Earlier on Tuesday morning, Two Palestinians were shot and injured with live and rubber-coated bullets and several others suffocated in clashes that broke out with Israeli forces in Surif town, northwest of Hebron. Meanwhile in Tulkarem, two Palestinians were shot and injured with rubber baton rounds, while dozens suffered from tear gas suffocation as the Israeli army suppressed a peaceful rally organised in protest of Israel’s takeover of land for the benefit of settlement expansion and in condemnation of Israel’s attacks and near-daily killings of Palestinians.

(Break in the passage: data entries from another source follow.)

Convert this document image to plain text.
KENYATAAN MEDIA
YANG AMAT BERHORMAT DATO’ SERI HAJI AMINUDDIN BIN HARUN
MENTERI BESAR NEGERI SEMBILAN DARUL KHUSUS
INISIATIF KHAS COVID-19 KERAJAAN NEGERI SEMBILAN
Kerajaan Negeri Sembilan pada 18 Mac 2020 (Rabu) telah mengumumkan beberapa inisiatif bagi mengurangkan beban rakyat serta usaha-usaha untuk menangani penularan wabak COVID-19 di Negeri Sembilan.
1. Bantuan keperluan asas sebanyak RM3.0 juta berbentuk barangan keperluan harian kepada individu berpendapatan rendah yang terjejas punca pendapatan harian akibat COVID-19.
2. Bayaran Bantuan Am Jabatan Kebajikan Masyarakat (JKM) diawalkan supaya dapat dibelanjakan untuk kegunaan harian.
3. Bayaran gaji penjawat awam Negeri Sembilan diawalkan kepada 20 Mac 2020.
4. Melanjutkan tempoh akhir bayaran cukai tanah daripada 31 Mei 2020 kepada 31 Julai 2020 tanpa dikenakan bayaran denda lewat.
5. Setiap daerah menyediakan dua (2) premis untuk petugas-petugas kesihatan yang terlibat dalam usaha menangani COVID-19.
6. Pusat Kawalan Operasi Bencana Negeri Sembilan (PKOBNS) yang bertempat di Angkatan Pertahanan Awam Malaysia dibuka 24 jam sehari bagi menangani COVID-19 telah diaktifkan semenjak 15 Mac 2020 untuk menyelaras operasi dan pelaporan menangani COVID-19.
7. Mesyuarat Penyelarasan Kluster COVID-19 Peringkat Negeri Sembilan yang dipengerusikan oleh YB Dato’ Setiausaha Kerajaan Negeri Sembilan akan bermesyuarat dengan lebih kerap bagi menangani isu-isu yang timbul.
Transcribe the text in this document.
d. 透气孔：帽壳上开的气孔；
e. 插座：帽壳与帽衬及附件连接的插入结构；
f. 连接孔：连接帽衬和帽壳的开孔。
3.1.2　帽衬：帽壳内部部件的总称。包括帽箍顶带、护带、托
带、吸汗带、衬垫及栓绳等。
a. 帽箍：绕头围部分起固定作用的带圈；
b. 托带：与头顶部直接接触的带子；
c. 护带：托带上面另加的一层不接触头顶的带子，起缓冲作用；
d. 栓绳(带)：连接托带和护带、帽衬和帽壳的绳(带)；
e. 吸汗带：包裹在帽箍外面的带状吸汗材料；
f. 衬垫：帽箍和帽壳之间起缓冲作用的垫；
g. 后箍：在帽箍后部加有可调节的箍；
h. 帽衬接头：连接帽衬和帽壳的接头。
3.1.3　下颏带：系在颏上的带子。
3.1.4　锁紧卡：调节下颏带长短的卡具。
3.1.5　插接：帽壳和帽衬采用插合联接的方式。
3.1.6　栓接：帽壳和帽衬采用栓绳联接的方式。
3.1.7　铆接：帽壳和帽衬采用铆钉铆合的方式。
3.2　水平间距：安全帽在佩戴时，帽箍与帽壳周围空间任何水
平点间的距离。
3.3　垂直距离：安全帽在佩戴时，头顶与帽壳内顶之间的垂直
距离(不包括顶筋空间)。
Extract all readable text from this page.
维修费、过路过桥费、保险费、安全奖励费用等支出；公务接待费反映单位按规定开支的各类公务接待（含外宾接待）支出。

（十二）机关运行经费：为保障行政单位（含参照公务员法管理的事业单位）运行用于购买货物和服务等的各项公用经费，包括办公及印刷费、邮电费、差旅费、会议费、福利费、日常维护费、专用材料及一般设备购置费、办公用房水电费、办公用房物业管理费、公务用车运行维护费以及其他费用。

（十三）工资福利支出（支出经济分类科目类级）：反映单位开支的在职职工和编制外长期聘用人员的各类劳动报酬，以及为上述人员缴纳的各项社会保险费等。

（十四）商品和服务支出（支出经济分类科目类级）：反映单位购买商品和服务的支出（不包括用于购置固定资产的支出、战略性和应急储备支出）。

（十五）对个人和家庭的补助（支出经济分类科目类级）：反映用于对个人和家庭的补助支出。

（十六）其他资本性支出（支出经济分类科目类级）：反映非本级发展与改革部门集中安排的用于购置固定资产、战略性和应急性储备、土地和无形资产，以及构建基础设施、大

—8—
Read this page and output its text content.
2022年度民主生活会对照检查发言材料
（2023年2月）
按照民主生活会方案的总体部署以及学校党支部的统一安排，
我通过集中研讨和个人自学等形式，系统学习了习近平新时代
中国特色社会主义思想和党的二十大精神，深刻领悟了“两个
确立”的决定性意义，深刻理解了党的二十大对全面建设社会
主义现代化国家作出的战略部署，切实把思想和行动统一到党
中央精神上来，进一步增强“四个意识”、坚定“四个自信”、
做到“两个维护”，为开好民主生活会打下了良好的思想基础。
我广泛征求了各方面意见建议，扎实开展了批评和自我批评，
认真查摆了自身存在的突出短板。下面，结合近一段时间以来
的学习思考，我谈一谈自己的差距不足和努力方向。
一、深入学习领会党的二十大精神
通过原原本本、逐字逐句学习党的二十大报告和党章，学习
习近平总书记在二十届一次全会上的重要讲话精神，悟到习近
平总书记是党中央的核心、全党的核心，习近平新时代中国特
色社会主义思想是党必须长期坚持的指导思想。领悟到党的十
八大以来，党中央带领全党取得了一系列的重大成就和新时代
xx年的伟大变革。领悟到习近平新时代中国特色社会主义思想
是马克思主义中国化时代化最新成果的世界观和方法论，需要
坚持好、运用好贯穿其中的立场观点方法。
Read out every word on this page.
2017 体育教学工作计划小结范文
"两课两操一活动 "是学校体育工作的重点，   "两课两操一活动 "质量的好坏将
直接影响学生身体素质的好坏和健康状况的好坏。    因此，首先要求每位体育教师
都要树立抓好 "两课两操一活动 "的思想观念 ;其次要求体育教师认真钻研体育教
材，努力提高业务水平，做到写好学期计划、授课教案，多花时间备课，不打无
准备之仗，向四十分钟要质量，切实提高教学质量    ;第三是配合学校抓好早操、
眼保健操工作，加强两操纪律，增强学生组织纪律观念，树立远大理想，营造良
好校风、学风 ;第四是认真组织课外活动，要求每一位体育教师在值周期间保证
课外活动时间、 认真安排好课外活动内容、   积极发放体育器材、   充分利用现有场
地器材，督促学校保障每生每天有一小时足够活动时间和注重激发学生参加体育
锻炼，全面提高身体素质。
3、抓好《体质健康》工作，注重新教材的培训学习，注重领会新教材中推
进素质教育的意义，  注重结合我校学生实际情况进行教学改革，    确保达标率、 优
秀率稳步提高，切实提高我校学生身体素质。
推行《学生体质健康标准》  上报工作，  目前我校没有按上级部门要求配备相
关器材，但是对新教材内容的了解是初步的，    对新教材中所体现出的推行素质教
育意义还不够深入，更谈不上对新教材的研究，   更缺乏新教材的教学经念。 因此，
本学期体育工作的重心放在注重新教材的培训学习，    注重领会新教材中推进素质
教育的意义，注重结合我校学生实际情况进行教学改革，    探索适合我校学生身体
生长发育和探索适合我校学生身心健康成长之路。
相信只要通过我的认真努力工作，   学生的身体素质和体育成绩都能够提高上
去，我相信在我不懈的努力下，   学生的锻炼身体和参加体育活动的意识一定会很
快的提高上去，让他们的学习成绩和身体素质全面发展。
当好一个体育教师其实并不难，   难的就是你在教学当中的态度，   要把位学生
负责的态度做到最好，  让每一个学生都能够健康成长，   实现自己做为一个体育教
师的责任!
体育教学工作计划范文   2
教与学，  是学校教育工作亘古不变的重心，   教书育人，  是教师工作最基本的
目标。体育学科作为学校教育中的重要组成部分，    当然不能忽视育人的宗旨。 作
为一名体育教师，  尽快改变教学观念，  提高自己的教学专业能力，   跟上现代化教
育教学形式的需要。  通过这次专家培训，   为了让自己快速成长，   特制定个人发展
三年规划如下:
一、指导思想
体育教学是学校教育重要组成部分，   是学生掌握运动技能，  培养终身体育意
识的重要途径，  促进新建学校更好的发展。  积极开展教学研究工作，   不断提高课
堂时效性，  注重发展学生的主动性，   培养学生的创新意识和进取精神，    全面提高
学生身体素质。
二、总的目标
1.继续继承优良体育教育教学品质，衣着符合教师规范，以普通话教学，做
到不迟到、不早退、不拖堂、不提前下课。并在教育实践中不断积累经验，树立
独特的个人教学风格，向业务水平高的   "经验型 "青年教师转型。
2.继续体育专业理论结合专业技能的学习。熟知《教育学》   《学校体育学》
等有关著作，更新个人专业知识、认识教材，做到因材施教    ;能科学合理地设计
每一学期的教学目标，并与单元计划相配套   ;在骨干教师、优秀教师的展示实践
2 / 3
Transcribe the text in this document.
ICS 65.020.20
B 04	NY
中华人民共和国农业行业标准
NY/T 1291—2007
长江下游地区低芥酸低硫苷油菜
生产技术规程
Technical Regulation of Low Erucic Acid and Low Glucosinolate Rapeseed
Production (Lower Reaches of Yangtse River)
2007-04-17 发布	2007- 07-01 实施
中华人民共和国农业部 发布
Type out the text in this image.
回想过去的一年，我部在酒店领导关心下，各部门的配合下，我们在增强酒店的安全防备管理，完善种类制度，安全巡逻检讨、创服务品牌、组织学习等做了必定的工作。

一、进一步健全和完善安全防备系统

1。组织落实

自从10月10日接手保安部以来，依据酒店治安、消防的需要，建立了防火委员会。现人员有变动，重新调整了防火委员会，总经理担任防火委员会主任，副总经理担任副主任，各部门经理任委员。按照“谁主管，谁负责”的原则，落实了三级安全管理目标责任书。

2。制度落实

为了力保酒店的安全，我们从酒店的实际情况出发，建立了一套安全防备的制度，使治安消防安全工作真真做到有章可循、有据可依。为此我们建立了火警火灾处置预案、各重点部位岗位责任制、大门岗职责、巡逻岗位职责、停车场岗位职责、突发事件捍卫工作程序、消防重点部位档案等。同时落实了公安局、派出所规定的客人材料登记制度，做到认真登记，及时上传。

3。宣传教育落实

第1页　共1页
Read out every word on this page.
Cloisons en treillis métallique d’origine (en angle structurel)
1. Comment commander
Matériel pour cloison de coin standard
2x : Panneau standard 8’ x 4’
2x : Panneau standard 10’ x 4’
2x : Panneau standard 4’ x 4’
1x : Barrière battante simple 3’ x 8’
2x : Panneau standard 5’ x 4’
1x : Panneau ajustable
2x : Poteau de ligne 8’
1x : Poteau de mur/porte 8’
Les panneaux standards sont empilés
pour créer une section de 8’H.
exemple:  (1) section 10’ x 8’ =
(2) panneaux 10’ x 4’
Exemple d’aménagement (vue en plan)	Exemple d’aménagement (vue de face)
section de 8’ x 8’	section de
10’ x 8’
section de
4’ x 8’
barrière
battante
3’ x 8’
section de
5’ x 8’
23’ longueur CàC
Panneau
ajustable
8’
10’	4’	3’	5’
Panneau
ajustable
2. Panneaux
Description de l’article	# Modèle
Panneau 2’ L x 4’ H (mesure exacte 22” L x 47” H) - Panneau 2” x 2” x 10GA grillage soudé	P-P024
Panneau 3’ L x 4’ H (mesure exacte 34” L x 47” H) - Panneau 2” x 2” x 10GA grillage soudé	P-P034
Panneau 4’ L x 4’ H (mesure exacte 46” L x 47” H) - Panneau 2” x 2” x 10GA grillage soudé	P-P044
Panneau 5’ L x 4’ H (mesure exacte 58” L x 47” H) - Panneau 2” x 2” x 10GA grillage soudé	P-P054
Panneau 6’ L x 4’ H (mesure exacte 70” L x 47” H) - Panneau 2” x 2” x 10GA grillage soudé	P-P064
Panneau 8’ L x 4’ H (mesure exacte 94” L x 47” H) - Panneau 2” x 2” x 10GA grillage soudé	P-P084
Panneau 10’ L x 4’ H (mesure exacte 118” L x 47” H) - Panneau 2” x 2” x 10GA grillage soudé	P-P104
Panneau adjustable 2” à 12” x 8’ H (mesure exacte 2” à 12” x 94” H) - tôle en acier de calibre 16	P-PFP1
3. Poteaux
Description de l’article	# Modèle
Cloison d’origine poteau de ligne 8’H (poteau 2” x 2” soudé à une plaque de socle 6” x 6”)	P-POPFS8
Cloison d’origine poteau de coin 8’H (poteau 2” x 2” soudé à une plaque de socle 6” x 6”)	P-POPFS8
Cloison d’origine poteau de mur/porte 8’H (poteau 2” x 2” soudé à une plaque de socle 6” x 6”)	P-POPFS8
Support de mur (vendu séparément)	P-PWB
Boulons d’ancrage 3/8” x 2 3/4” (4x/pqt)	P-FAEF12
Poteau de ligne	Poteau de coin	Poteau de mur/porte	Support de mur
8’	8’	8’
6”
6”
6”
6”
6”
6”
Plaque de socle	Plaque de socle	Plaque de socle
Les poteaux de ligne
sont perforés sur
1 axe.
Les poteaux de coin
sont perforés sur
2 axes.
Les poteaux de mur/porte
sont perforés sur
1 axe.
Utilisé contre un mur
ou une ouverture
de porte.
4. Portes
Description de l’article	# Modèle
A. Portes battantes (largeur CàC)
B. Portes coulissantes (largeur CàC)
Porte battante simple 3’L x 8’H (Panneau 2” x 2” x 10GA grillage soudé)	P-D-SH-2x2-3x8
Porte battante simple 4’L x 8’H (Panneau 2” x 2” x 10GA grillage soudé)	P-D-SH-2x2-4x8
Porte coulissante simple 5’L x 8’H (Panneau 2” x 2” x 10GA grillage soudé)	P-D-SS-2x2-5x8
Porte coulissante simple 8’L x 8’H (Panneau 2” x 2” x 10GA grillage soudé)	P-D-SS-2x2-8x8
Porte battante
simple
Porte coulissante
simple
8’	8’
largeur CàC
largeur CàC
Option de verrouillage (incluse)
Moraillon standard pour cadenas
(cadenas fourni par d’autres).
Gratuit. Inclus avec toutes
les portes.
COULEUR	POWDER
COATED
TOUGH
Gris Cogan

Secretary-General of the Palestinian Democratic Union (Fida), Mervat Abu Shanab, and Activist Khaled Mansour were both shot and injured with rubber bullets; one in the leg and abdomen and the other in the foot, respectively. In the Ramallah area, dozens of Palestinians suffocated by tear gas used against them by army soldiers as the latter quelled a similar peaceful rally organised in condemnation of Israeli forces and settlers’ attacks against the Palestinian people as well as in support of the al-Aqsa mosque compound.

Soldiers fired a hail of tear gas canisters at protesters who gathered in front of the Israeli Ofer prison, located in the West Bank, between the Ramallah area of Beituniya and Giv’at Ze’ev illegal Israeli settlement, leaving many to suffer from suffocation. According to the Ministry of Health, the death toll of Palestinians killed since the beginning of unrest in early October reached 74, including 15 children.

Meanwhile, the Palestinian Detainees and Ex-detainees Committee denounced a new Israeli draft law to impose a minimum of three years in jail sentences on Palestinian children who throw rocks at Israeli soldiers, passed in its second and third reading on Monday by the Israeli Knesset. According to the Times of Israel, ‘The Knesset on Monday enacted minimum prison terms for rock-throwing attacks against vehicles or pedestrians.’ The draft law raised the minimum prison sentence for rock throwing to three years, it said.

‘The law also strips parents of a minor imprisoned for rock throwing of welfare grants and other benefits linked to the minor for the duration of the incarceration,’ it reported. The minimum sentences are allegedly meant ‘to create deterrence,’ said Jewish Home MK Nissan Slomiansky, chair of the Knesset’s Constitution Law and Justice Committee. Joint Arab List MK Jamal Zahalka said that: ‘You can’t quench a fire with diesel fuel,’ adding: ‘This law is fuel on the fire.’